In the realm of clinical laboratories, where billions of tests are conducted annually, the specter of error looms large. Errors can not only raise costs but also impact patient care—which is why laboratories invest significant resources in quality control (QC) activities to mitigate them.
But traditional QC approaches often adopt a one-size-fits-all strategy that can also drive unnecessary costs. Tuesday’s session, "Risk-Based Quality Control: Changing the Way We Do Quality Control," moderated by Joseph Rudolf, MD, proposed a flexible, risk-based alternative.
The session introduced a model known as Precision QC, which balances false-positive and false-negative risks to inform decisions for setting QC limits. The first part of the session highlighted the limitations of current QC approaches and introduced the concept of risk-based analysis. The second part delved into the application of the Precision QC model.
Rudolf opened the discussion with a thought experiment asking the audience to assess the risk of walking, riding a bicycle, or driving a motorcycle. The audience overwhelmingly chose the motorcycle as the highest risk scenario.
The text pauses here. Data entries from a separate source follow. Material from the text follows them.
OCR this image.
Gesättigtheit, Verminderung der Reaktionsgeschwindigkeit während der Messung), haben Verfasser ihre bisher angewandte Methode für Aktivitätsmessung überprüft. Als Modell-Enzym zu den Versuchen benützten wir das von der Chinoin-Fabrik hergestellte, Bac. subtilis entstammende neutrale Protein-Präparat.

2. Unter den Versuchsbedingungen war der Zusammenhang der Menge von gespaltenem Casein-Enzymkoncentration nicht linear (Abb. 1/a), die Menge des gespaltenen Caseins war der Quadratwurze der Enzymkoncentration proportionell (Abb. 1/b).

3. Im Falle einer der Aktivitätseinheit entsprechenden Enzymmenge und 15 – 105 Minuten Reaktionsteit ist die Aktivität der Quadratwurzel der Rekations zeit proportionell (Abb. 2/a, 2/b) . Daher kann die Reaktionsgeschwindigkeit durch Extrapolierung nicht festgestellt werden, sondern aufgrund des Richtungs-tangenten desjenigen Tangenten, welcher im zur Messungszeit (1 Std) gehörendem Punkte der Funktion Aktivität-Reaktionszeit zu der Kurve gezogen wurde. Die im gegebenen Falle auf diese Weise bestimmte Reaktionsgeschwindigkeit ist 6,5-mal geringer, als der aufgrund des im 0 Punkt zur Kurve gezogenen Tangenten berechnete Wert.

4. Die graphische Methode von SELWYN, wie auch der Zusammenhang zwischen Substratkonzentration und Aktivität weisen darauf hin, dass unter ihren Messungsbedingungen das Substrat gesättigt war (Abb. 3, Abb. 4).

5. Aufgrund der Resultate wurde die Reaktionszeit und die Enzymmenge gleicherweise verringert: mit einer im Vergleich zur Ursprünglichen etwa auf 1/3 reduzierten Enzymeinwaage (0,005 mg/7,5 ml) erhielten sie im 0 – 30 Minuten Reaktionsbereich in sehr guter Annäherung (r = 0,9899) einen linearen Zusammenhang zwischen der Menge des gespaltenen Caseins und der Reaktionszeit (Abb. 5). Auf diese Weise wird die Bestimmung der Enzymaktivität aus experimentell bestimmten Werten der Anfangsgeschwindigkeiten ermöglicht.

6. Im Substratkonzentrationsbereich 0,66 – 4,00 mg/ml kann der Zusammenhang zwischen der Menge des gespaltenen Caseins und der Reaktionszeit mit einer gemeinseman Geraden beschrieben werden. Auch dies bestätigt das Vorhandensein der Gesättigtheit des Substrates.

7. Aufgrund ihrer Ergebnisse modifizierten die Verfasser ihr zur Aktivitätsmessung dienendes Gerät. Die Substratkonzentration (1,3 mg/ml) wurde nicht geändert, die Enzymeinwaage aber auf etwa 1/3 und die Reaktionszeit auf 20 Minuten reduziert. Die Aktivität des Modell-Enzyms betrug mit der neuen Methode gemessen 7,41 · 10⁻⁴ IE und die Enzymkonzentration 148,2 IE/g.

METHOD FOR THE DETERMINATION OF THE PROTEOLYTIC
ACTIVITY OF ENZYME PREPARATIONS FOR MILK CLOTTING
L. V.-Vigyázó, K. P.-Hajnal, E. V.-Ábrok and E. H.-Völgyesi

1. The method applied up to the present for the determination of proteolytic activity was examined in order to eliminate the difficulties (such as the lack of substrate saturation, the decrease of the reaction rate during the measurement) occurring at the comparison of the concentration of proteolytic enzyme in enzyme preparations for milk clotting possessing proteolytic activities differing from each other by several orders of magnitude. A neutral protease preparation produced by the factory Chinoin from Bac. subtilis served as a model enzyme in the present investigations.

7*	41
He then updated the scenario with some context, positing that the motorcycle is operated at low speeds on a closed course and the walking is along the shoulder of a busy freeway at night. The audience quickly adjusted their response to select walking.
“Risk is an intuitive concept, but it needs to be informed by data,” explained Rudolf. Achieving quality involves making a tradeoff between the costs associated with two types of error: false-positives and false-negatives. Balancing these competing costs may allow laboratories to better manage overall patient risk and laboratory expense.
Robert Schmidt, MD, PhD, MBA, kicked-off the session with a primer on risk-based QC theory. Addressing the established dogma of QC rules based on standard deviation (SD), including the “Westgard” rules of QC, he explained how risk-based QC could be used to compare the performance of various policies such as 2-SD, exponentially weighted moving average, and cumulative sum.
Schmidt also shared that some laboratories might already be using a partial implementation of risk-based QC, such as Bio-Rad’s Mission Control, which is based on Parvin’s method for estimating false- negative costs. However, he noted that this method relies on several assumptions that could lead to anomalous results.
“We hope that our work may help to overcome some of these limitations—or at least make some of the assumptions more explicit and further the adoption of risk-based QC approaches within the laboratory medicine community,” he added.
Highlighting the importance of this area in laboratory medicine, Rudolf pointed out the potential for substantial cost savings. “Clinical laboratories perform approximately 13 billion tests per year,” He said. “Even with low costs per test, suboptimal QC management can result in substantial costs to the overall health system. There is potential to develop risk-based QC applications that are easy to understand and improve QC management.”
The session provided a fresh perspective on QC in clinical laboratories, emphasizing the need to shift from traditional approaches to more nuanced, risk-based models. With the potential to significantly reduce costs and improve patient care, risk-based QC is poised to become a game-changer in laboratory medicine.